An enterprise, organised for a particular purpose, will be more assured of successful delivery if:
- The characteristics and capabilities of its people and resources are understood and applied to their best advantage
- Processes can be broken down into constituent parts and made more efficient
- Problems can be consistently analysed and solutions developed from reusable and composable tools and materials
- Decisions can be made using consistent measurements and evaluation frameworks.
To achieve this systematically, we must make use of a classification framework for descriptions and an approach or methodology, that facilitates their use in designs, to produce an enterprise architecture. The Zachman framework and the TOGAF content framework are two classification systems that have been fruitfully used across diverse industries, and the general principles of both are an instructive guide that can inform architecture description without the necessity to invest in their methodologies entirely.
From this perspective, an enterprise architecture is composed of dependent layers, domains, that can be defined to greater or lesser detail throughout, as is beneficial to the priorities at hand. Its purpose is a common understanding of the enterprise in order to improve efficiency and assure its success, through better decision making.
- Enterprise strategy provides the driving purpose (principles and policies applied to achieve the expected benefits)

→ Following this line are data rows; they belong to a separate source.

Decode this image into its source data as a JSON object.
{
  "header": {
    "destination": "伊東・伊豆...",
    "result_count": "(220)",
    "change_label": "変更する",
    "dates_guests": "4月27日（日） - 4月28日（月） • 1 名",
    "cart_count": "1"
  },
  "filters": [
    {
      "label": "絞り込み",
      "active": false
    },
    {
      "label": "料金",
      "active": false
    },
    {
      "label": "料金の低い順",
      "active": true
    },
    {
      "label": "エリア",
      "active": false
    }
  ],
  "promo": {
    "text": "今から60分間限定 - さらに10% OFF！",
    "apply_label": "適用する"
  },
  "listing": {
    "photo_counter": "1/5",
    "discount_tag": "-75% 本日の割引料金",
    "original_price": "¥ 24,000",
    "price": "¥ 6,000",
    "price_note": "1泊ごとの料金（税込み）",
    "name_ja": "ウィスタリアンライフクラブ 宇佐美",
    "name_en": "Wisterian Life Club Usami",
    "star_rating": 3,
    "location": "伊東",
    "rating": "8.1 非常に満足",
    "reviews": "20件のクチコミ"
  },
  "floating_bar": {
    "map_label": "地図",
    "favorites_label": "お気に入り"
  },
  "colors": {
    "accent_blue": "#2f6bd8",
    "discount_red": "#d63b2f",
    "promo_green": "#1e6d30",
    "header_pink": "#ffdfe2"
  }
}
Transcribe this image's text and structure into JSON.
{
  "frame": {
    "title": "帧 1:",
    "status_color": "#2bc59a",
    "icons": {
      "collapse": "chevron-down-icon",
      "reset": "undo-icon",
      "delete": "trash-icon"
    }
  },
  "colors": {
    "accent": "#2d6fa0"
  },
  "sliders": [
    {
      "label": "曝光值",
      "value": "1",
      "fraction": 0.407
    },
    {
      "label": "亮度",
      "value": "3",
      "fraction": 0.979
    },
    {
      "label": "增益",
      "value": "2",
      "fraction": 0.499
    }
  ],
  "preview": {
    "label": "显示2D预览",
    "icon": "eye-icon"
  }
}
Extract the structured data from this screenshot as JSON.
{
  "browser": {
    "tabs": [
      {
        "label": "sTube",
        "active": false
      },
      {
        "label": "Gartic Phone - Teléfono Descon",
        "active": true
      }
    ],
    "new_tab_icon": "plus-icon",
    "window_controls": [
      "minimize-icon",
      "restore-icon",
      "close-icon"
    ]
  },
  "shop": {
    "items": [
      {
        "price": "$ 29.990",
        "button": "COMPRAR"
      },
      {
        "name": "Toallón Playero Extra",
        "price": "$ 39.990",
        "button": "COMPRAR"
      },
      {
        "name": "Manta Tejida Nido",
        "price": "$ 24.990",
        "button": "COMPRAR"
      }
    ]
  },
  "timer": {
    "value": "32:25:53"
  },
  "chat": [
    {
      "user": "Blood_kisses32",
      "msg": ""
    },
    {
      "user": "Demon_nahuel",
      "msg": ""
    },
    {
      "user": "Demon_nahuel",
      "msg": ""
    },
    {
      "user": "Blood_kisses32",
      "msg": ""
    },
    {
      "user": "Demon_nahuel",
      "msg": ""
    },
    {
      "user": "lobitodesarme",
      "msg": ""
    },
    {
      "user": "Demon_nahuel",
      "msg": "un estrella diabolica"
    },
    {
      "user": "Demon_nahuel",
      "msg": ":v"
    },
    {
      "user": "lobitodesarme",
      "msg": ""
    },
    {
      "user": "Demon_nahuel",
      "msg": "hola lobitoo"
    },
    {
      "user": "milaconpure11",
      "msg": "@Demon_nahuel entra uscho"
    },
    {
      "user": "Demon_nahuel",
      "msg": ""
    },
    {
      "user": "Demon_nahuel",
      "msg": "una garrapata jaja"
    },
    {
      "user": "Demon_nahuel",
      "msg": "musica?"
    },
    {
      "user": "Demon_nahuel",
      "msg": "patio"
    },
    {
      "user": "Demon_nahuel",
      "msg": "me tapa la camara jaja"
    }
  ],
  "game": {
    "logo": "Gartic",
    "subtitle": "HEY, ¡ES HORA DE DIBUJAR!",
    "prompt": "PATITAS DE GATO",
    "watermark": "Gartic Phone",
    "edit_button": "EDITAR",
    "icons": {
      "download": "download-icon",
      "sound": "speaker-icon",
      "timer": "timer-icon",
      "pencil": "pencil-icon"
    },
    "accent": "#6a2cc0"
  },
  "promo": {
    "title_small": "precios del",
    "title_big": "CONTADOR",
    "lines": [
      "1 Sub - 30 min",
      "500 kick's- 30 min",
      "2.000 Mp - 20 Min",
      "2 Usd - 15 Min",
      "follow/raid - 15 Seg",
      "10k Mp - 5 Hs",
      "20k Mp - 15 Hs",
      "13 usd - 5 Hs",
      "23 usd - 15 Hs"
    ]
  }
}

- Architecture standards and principles are set and defined to support that purpose
- Functional (or business) architecture describes the capabilities/functions of the enterprise
- Information architecture describes the meaning of the data that it uses
- Data architecture described the entities that are important to the enterprise and their relationships to each other
- Technology architecture describes the tools and solutions/systems that are used to support the capabilities/functions
- Infrastructure architecture describes the way the technology architecture is implemented and linked together
This layered architecture can be used to describe any enterprise in any industry. All layers are relevant but to a different extent depending on a particular industry’s domain. Understanding their interdependency and aligning them according to targets for efficacy and efficiency is the first goal of any effort to define an enterprise’s architecture and the first step towards analysing where and what changes are required to better effect its purpose.
By stipulating the current architecture and using it to articulate deficiencies in its alignment with (support for) the functional architecture layer, the enterprise architect can design a future architecture and any transition states that might be required to achieve an improved alignment. In turn these assets provide the ‘blue print’ design used when planning investment and implementing changes to the enterprise.